Scalable and Efficient Self-configuring Networks (thesis)
Abstract:
Managing today's data networks is highly expensive, difficult, and error-prone. At the center of this enormous difficulty lies configuration: a Sisyphean task of updating operational settings of numerous network devices and protocols. Much has been done to mask this configuration complexity intrinsic to conventional networks, but little effort has been made to redesign the networks themselves to make them easier to configure.
As part of a broad effort to rearchitect networks with ease of configuration in mind, this dissertation focuses on enabling self-configuration in edge networks – corporate or university-campus, data-center, or virtual private networks – which are rapidly growing and yet significantly under-explored. To ensure wide deployment, however, selfconfiguring networks must be scalable and efficient at the same time. To this end, we first identify three technical principles: flat addressing (enabling self-configuration), traffic indirection (enhancing scalability), and usage-driven optimization (improving efficiency). Then, to demonstrate the benefits of these principles, we design, implement, and deploy practical network architectures built upon the principles.

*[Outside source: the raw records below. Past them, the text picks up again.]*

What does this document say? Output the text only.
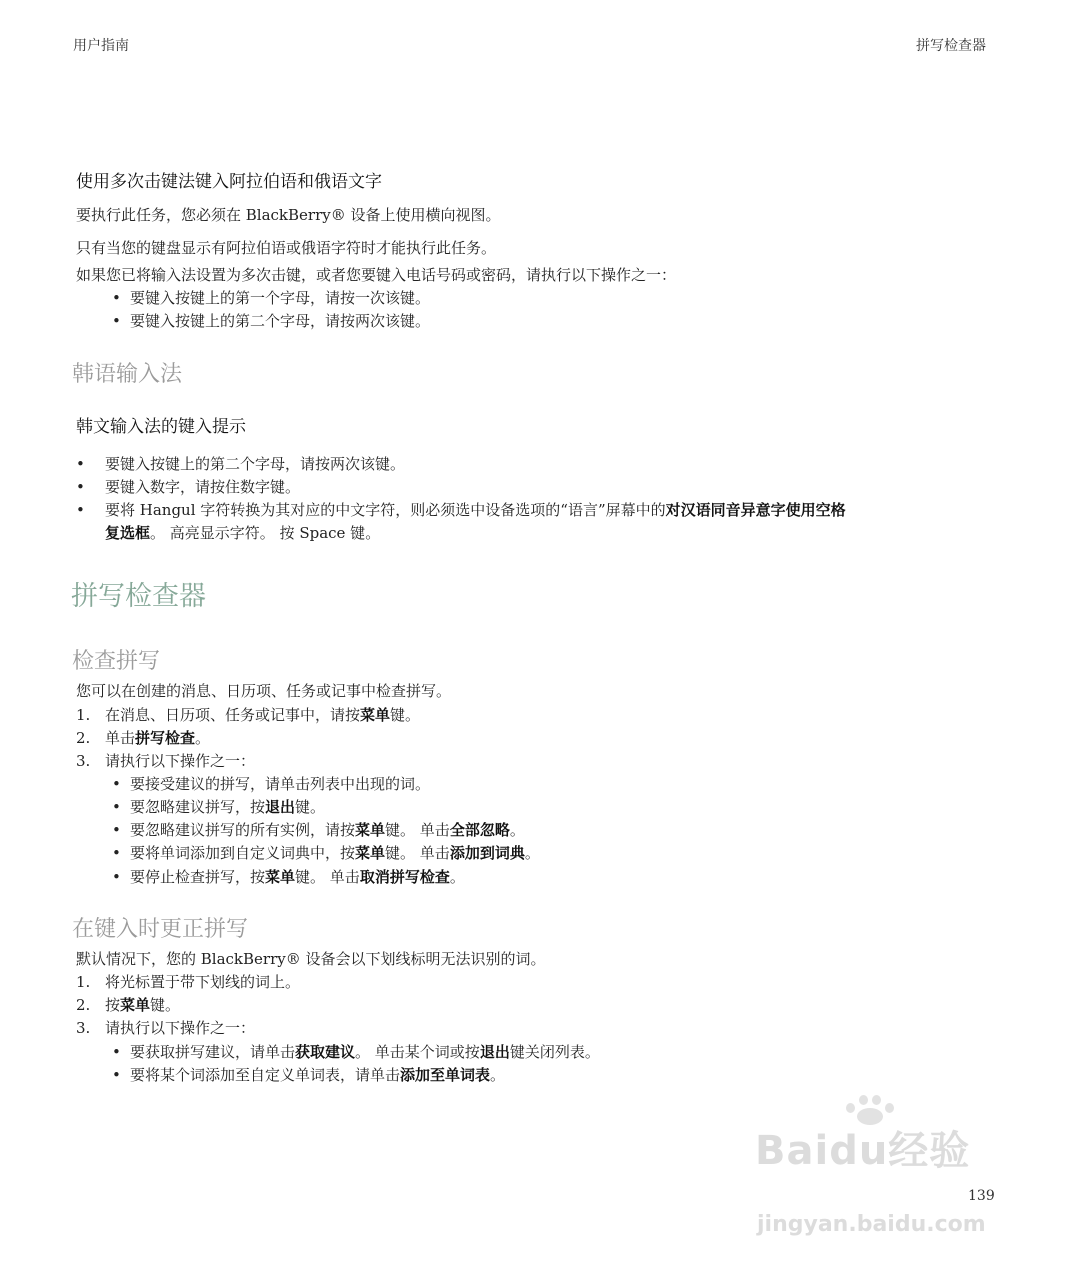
用户指南	拼写检查器
使用多次击键法键入阿拉伯语和俄语文字
要执行此任务，您必须在 BlackBerry® 设备上使用横向视图。
只有当您的键盘显示有阿拉伯语或俄语字符时才能执行此任务。
如果您已将输入法设置为多次击键，或者您要键入电话号码或密码，请执行以下操作之一：
• 要键入按键上的第一个字母，请按一次该键。
• 要键入按键上的第二个字母，请按两次该键。
韩语输入法
韩文输入法的键入提示
• 要键入按键上的第二个字母，请按两次该键。
• 要键入数字，请按住数字键。
• 要将 Hangul 字符转换为其对应的中文字符，则必须选中设备选项的“语言”屏幕中的对汉语同音异意字使用空格
复选框。 高亮显示字符。 按 Space 键。
拼写检查器
检查拼写
您可以在创建的消息、日历项、任务或记事中检查拼写。
1. 在消息、日历项、任务或记事中，请按菜单键。
2. 单击拼写检查。
3. 请执行以下操作之一：
• 要接受建议的拼写，请单击列表中出现的词。
• 要忽略建议拼写，按退出键。
• 要忽略建议拼写的所有实例，请按菜单键。 单击全部忽略。
• 要将单词添加到自定义词典中，按菜单键。 单击添加到词典。
• 要停止检查拼写，按菜单键。 单击取消拼写检查。
在键入时更正拼写
默认情况下，您的 BlackBerry® 设备会以下划线标明无法识别的词。
1. 将光标置于带下划线的词上。
2. 按菜单键。
3. 请执行以下操作之一：
• 要获取拼写建议，请单击获取建议。 单击某个词或按退出键关闭列表。
• 要将某个词添加至自定义单词表，请单击添加至单词表。
Baidu经验
jingyan.baidu.com
139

Our first architecture, SEATTLE, combines Ethernet's self-configuration capability with IP's scalability and efficiency. Its key contribution is a novel host-information resolution system that leverages the strong consistency of a network-layer routing protocol. The resulting architecture is suitable for enterprises and campuses to build a largescale plug-and-play network. Extensive simulation and emulation tests, conducted by replaying real-world traffic traces on various real network topologies built with prototype SEATTLE switches, confirm that SEATTLE efficiently handles network failures and host mobility, while reducing control-plane overhead and state requirements by roughly two orders of magnitude compared with Ethernet bridging.
Our second solution, VL2, enables a plug-and-play network for a large cloud-computing data center. The core objective of a data-center network is to maintain the utilization of the data-center servers at a uniformly high level, and doing so requires agility: the ability to assign any available server to any service. VL2 ensures agility by establishing reachability without addressing and routing configuration, and by furnishing huge server-to-server capacity. Meanwhile, VL2 offers all these benefits with only commodity IP and Ethernet functions without requiring any expensive high-performance component. We built a prototype VL2 network using commodity Ethernet switches interconnecting hundreds of servers. Tests with various real and synthetic traffic patterns confirm the VL2 design can achieve 93% of the optimal utilization in the worst case. Our prototype network will soon be expanded for a cloud-computing cluster composed of more than a thousand servers offering real-world service to customers.
Then we turn our focus to VPNs, networks that interconnect geographically distributed corporate sites through public carrier networks. VPNs today are built with an efficient self-configuring architecture, which allows customer sites to autonomously choose their own address blocks and communicate with one another through the shortest (i.e., most efficient) paths. This architecture, however, blindly replicates customers' routing information at every router in the VPN provider network and thus rapidly depletes routers' memory to cope with more customers, significantly impairing scalability. Our solution, based on traffic indirection, lowers routers' memory footprint by choosing a small number of hub routers in each VPN that maintain full routing information, and by allowing non-hub routers to keep a single default route to a hub. This solution can be implemented via a slight modification to the routers' configuration without requiring router hardware or software upgrade. Extensive evaluations using real traffic matrices, routing configurations, and VPN topologies demonstrate that Relaying reduces routing tables by up to 90%, while hiding the increase of latency and workload due to indirection.